Jin not only plays the game, but she and her twin brother run a Youku (video-sharing site) account together to share short videos of themselves playing Minecraft.

In her mind, anybody, either in or out of the ACG community, who is not familiar with popular games like Minecraft is behind and outdated.

Jin said she hates animation and cartoon films that are aimed at audiences her age and feels that adults often underestimate what children want and what they think about.

"All of them (the animations) are about 'somebody is caught by bad people so let's go save them.' It is always the bad people versus the good people, and it's always the underdogs who win in the end, which is so boring. I would watch them if they let the bad people win."

Although she is addicted to playing mobile games, Jin also refuses to call herself a member of the ACG community, which consists mostly of people older than her.

"We are not 'two-dimensional' people. We are the new human beings or in other words, children," she said.

To her, a typical "two-dimensional" person is a dorky "uncle" around 35 years old that does not know "who they are" or "what they are doing."

"They are like, 'the people in those comics are so great, and I want to be like them' - that is corny," she said.

New money

As King of Glory becomes a popular game among different age groups, there have been complaints, mostly from players in their late teens or 20s, about how younger players are holding teams back with their immature skills and eventually ruin the game.

Sixth-grade pupil Liang Yuting, 12, thinks the stereotype is untrue.

"I never hold my team back. I can't say that I am the best, but I have won in combat against top players," he said.

"We are young, so we are faster and more vigilant." 

However, Liang said he and many of his classmates are cutting themselves off from King of Glory. The major reason for Liang is that he cannot afford to play too many games, as he is already splitting his limited allowance on four games.

"When you start to like one of the heroes (combating characters in the game), you want to spend money and buy outfits for them," he said.

Liang recalls that two years ago when he first started to play online games, he guessed his parents' passwords and bought credits for the games, for which he got scolded by his parents and teacher. Since then, he has been spending his allowance on online games, having spent an average of 2,500 yuan ($379) on each game to date, which is impressive to many adult players.

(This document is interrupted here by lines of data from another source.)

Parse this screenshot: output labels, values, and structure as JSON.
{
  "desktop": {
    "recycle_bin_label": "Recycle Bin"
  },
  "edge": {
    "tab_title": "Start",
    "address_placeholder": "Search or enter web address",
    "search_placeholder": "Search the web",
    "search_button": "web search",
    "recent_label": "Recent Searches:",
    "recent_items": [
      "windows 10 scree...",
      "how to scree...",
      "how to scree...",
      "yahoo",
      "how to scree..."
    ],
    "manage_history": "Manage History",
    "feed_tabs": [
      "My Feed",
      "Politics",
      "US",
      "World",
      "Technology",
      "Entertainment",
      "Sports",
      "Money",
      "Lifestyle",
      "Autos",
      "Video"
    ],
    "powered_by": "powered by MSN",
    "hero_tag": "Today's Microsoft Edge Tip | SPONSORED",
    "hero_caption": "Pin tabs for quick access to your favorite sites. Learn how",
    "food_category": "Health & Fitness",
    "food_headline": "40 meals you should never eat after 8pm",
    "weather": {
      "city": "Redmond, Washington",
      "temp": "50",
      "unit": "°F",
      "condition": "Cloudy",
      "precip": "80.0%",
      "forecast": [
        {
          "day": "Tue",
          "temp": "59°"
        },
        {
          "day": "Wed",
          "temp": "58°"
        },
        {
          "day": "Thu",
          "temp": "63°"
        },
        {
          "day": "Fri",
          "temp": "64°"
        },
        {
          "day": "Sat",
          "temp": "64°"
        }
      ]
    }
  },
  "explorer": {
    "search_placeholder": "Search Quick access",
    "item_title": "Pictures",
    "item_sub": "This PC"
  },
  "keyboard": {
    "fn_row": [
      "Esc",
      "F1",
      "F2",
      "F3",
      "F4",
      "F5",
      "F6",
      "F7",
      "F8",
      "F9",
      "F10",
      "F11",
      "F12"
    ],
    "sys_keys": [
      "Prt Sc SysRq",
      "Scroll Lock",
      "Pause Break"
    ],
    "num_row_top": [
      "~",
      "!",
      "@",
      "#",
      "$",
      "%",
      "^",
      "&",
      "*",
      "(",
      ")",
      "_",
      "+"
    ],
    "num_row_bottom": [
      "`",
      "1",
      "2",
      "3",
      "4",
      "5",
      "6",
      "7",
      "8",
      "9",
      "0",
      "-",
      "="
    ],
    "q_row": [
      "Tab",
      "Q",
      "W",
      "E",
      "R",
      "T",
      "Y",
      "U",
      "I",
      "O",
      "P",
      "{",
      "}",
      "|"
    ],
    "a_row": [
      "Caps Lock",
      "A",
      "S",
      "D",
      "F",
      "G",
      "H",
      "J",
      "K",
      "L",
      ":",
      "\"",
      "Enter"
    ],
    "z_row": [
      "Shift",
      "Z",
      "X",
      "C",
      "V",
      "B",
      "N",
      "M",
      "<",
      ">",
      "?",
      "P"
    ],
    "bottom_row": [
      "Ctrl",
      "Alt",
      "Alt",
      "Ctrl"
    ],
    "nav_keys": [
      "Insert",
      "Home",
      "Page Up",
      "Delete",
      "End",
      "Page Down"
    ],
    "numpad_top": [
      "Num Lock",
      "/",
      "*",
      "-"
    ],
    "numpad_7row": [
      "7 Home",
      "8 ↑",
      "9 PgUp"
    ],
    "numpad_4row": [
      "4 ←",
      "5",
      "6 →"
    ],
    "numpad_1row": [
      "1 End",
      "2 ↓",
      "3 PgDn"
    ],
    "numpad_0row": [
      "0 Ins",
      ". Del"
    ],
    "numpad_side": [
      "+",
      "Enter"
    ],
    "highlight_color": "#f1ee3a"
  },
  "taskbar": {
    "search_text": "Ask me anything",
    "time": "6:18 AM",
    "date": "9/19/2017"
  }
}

The preadolescents already show potential in consuming ACG products. Liu Yanyan, CEO of AcFun, a video-sharing site rooted in the ACG community, said that as the post-1980s generations are not willing to spend and the post-2000s do not have the ability to consume yet, the post-1990s generation has become the major consumer in the ACG business. And as these preadolescents grow up, there could be big changes to the industry, the National Business Daily reported.

Economically, the ACG industry is growing fast. According to the 2016 Annual Report on the Development of China's Animation Industry, the gross output reached 113.1 billion yuan, and it has been estimated to reach 150 billion in 2017.

For Liang, games are not just one of his hobbies he spends money on; they are also his choice of career path.

"My dream is to become a live-streaming broadcaster of League of Legends," he said. Now he only has a dozen followers on his broadcasting account, but he has high hopes for becoming a professional cyber athlete.